Noah’s dig on the “prehistoric campground” of Stevenson Island where “the challenge is to reconstruct the campers’ identities and their way of living on the basis of small scraps of refuse strewn over the landscape” exemplifies this aspect of self-discovery. By itself Noah’s immersion in archaeology when “as a rule, archaeologists don’t take much interest in nomads. The more a population travels, the fewer traces it leaves behind. They prefer to study civilizations that settle down, that build cities and produce large amounts of garbage” , is also very telling in regards to Noah’s developing identity. While having had a nomadic upbringing and leaving very few traces not unlike his ancestors, his background is entirely oppositional to this field, his choice to now to study permanent cultures and what they have left behind, reflects an emotional shift.
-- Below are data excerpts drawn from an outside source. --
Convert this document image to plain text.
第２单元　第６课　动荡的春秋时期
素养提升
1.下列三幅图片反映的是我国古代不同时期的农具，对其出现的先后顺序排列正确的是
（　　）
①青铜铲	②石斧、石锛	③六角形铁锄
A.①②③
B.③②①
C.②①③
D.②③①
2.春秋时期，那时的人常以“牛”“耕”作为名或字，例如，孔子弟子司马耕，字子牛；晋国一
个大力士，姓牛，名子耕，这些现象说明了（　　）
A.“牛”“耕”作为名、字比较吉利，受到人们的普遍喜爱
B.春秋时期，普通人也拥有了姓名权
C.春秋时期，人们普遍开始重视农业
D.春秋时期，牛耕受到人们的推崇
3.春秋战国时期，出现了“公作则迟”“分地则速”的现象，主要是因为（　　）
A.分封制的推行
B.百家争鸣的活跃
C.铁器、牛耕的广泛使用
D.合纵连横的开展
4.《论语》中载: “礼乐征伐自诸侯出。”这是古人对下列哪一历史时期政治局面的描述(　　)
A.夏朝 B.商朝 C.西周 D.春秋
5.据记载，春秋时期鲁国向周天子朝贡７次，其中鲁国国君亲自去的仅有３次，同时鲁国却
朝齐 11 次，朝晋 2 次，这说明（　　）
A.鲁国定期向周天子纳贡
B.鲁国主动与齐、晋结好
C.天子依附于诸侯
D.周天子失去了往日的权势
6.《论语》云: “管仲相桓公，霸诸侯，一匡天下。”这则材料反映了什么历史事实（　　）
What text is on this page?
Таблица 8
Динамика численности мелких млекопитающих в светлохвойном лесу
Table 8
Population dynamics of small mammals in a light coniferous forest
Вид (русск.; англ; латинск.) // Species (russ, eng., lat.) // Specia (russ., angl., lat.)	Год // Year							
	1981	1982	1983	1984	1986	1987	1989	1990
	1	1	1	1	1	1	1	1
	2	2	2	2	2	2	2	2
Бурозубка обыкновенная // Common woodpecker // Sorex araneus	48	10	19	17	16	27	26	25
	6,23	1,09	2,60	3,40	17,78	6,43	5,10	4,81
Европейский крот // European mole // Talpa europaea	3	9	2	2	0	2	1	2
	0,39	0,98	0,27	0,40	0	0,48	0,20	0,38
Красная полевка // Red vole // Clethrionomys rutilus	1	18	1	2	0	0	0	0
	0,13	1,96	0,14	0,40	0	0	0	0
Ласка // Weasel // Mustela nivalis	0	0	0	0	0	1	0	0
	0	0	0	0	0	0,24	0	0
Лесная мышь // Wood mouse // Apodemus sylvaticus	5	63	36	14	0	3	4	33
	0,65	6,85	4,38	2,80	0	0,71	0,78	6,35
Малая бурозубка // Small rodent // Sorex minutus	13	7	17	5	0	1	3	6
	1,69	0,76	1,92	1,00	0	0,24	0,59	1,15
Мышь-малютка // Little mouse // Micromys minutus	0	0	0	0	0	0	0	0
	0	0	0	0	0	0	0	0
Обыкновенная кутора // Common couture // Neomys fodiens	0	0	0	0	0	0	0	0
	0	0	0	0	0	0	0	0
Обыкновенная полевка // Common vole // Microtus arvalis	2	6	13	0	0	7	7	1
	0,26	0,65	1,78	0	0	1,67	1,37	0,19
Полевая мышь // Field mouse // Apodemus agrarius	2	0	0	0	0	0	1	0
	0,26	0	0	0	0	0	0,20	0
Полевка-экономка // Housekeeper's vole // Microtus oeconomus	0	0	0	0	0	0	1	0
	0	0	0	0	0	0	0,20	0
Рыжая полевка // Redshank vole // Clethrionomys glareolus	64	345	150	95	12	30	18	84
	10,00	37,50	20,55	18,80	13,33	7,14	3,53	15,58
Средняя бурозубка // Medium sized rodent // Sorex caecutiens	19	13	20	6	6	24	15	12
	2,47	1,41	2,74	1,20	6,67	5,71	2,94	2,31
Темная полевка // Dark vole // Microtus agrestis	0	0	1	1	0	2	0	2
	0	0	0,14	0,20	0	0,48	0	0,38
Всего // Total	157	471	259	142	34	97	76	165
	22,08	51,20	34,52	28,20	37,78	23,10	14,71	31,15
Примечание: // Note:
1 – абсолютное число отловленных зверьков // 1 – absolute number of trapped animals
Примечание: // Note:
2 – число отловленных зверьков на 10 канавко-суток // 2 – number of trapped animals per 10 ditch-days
He is now seeking out things that are permanent and complete and can give him more direction than an old road map, or the book-with-no-face. In this regard, trash once again finds itself representing a new beginning for Noah, much in the same ways as it did for the unnamed narrator. He finalizes the end of his nomadic beginnings by neglecting to hold on to the three-headed-book and instead adding the his map to it once more. Although garbage is introduced early in the novel, it’s importance in the novel is not explicitly discussed until we come across the character Professor Thomas Saint-Laurent, who teaches Noah that “there’s nothing more interesting than garbage.
Garbage teaches us more than infrastructures, buildings or monuments. Garbage reveals what everything else tries to hide” (132). For Noah, Joyce and the unnamed narrator, garbage became an artifact, a treasure, an invisible thread binding them together, a story, a door to open or to close and above all, what makes a person who they are and gives us insight to who they may become.